Although it can be challenging to improve sample transportation procedures in a large hospital, it still is important to consistently educate nurses and technicians about cryoglobulin sample detection. The researchers described the best ways to transport blood samples for cryoglobulins in a previous paper (see sidebar, below).2
Rheumatologist Lindsay S. Lally, MD, Hospital for Special Surgery, New York, praises the study’s large patient sample. “It adds much to our understanding about the epidemiology and immunologic phenotypes of cryoglobulinemia,” she says. She was surprised that only 8% of the samples originated from rheumatology, but believes this is part of the heterogenous and multisystem nature of cryoglobulinemic vasculitis.
“Another notable takeaway is the need to repeat testing if your suspicion is high,” Dr. Lally says. “In this cohort, 9% of patients had initial negative testing and then a positive [cryoglobulin test] on repeat testing. This speaks to high false-negative rates.”
Yet another take-home message, according to Dr. Lally: “We often associate rheumatoid factor positive with mixed cryoglobulinemia, but in this population, only 20% of patients with mixed cryoglobulins had a detectable serum rheumatoid factor, and most of these were patients with hepatitis B or C rather than autoimmune disease,” she says.
Researchers plan to next focus on the link between cryoglobulins and hepatitis C infection, says Dr. Miossec, noting physicians look for a hepatitis C infection only in 30% of cases when cryoglobulin is detected.

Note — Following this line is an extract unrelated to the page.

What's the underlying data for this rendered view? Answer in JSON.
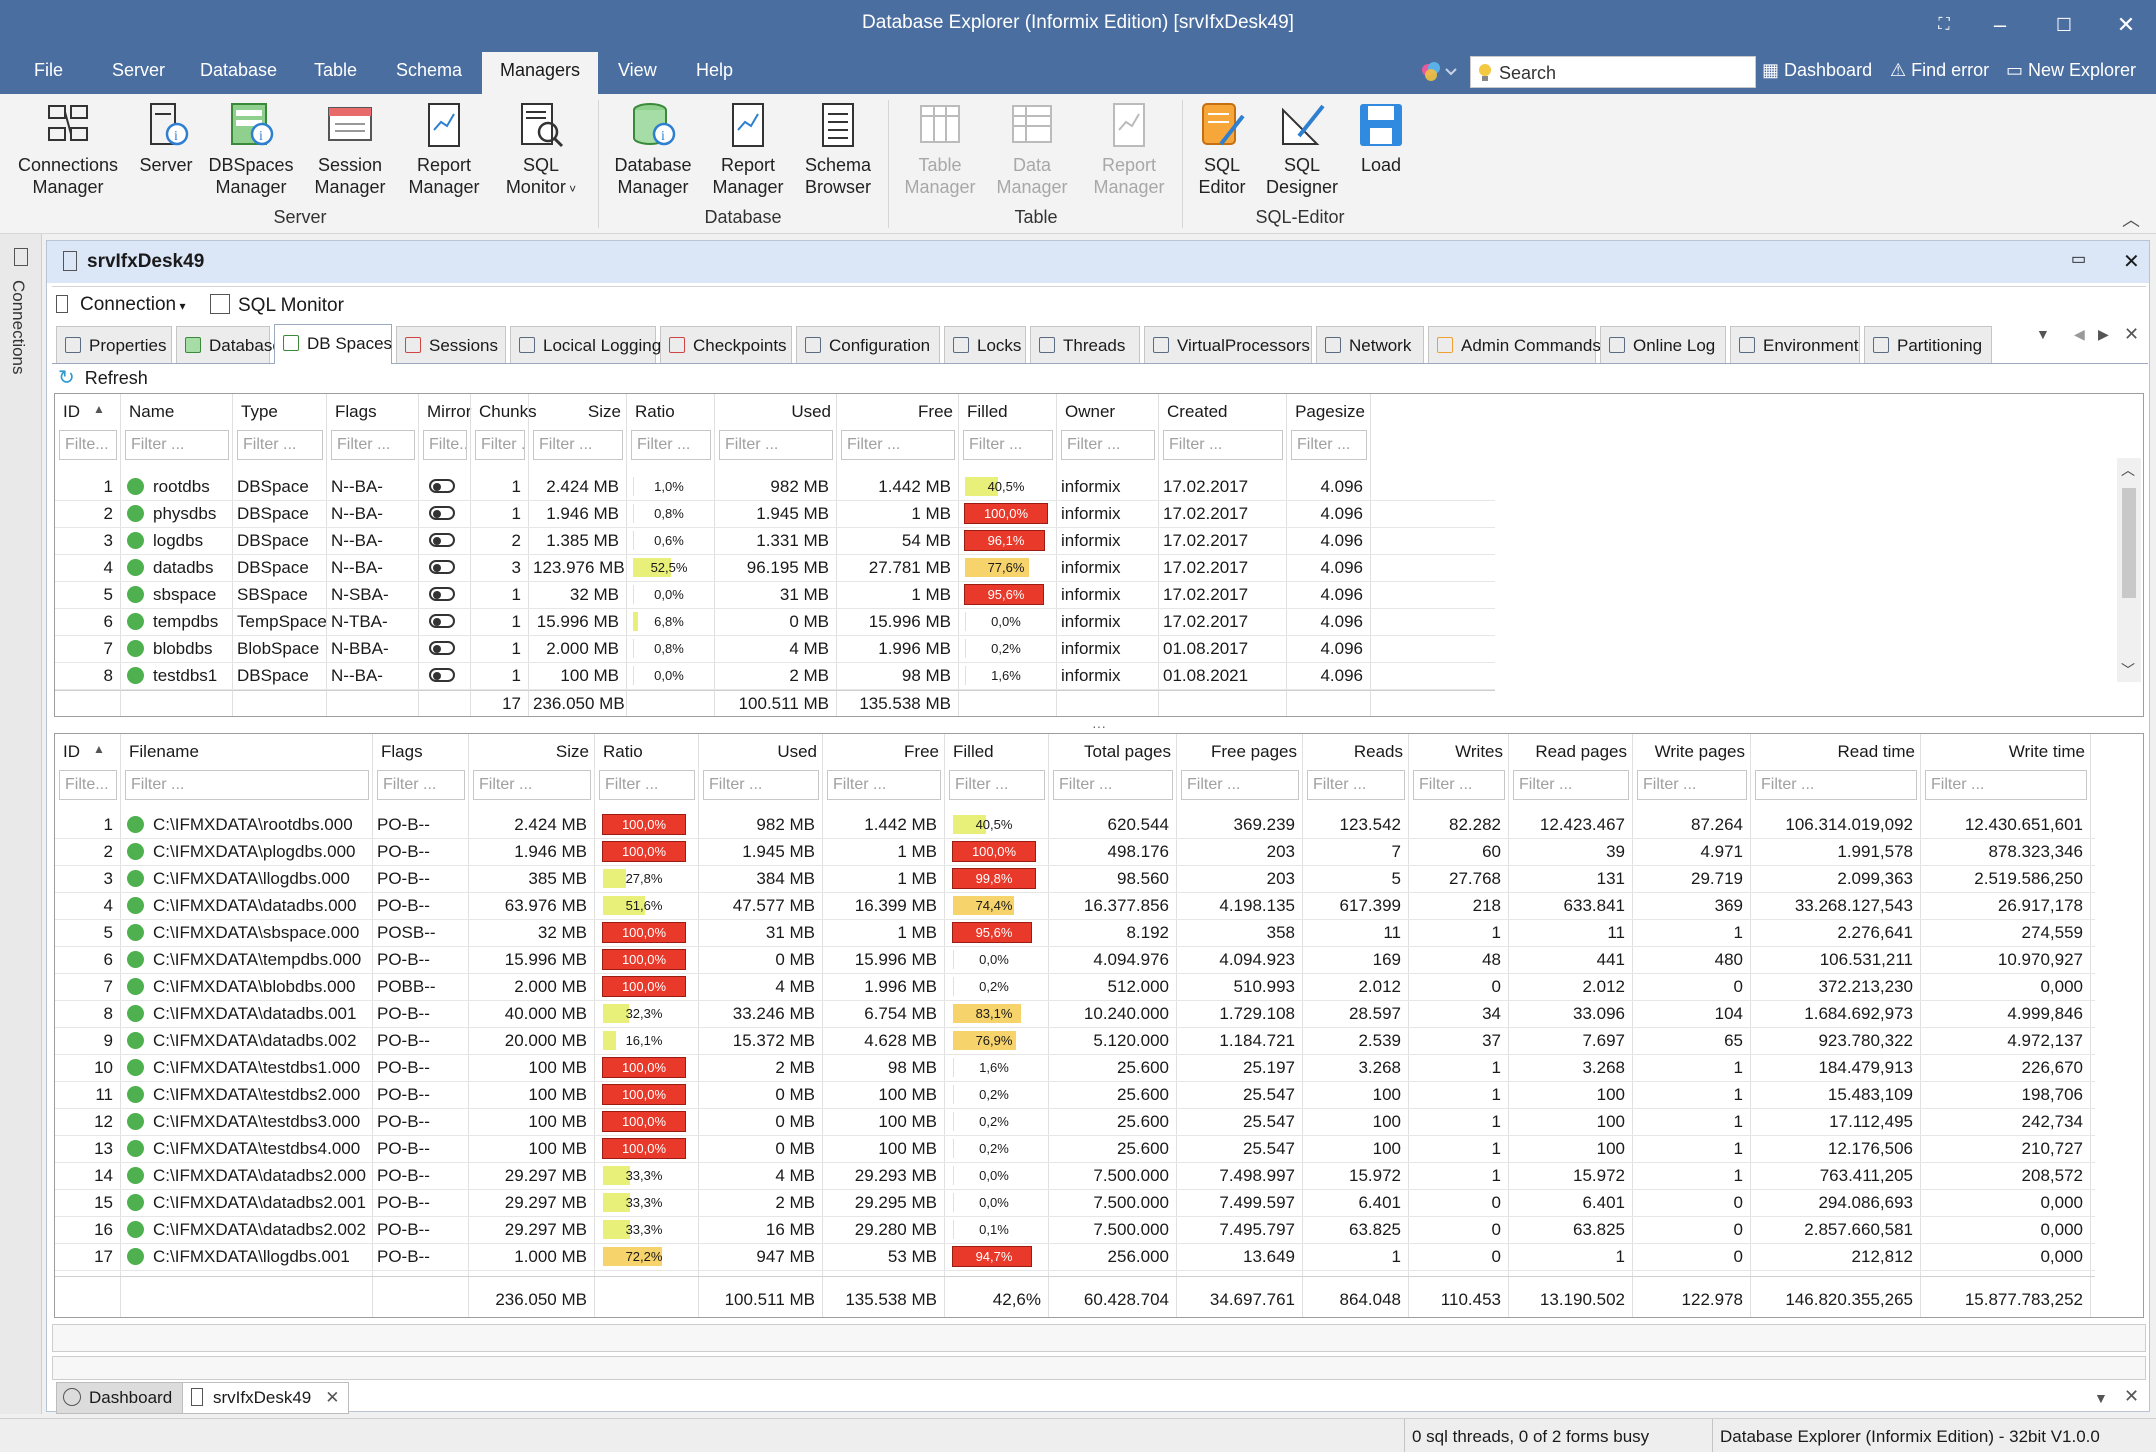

They also will continue ongoing research into the limitations of detecting rheumatoid factor in type II and type III cryoglobulinemic vasculitis.
Vanessa Caceres is a medical writer in Bradenton, Fla.
How to Transport Blood Samples for Cryoglobulins
Nurses and technicians must receive training in the proper way to transport and handle blood samples intended for cryoglobulin testing.1 Proper sampling, transport and care are critical to lower the chances of a false negative test result. Here are a few tips to follow:
- Use preheated tubes during blood collection;
- The sample tube should be carried to the lab in a container that maintains a temperature of 37°C.1,2 This is particularly important for the detection of type I cryoglobulins;
- A preheated centrifuge creates the best conditions for the detection of cryoglobulins at low concentrations; and3
- Allow the serum to cryoprecipitate at 4°C for at least three, and preferably seven, days.3
- Kolopp-Sarda MN, Nombel A, Miossec P. Cryoglobulins today: Detection and immunological characteristics of 1,675 positive samples from 13,439 patients obtained over six years. Arthritis Rheum. 2019 Nov;71(11):1904–1912.
- Kolopp-Sarda M-N, Miossec P. Cryoglobulins: An update on detection, mechanisms, and clinical contribution. Autoimmunity Reviews. 2018 May;17(5):457–464.
- Vermeersch P, Gijbels K, Mariën G, et al. A critical appraisal of current practice in the detection, analysis, and reporting of cryoglobulins. Clin Chem. 2008 Jan;54(1):39–43.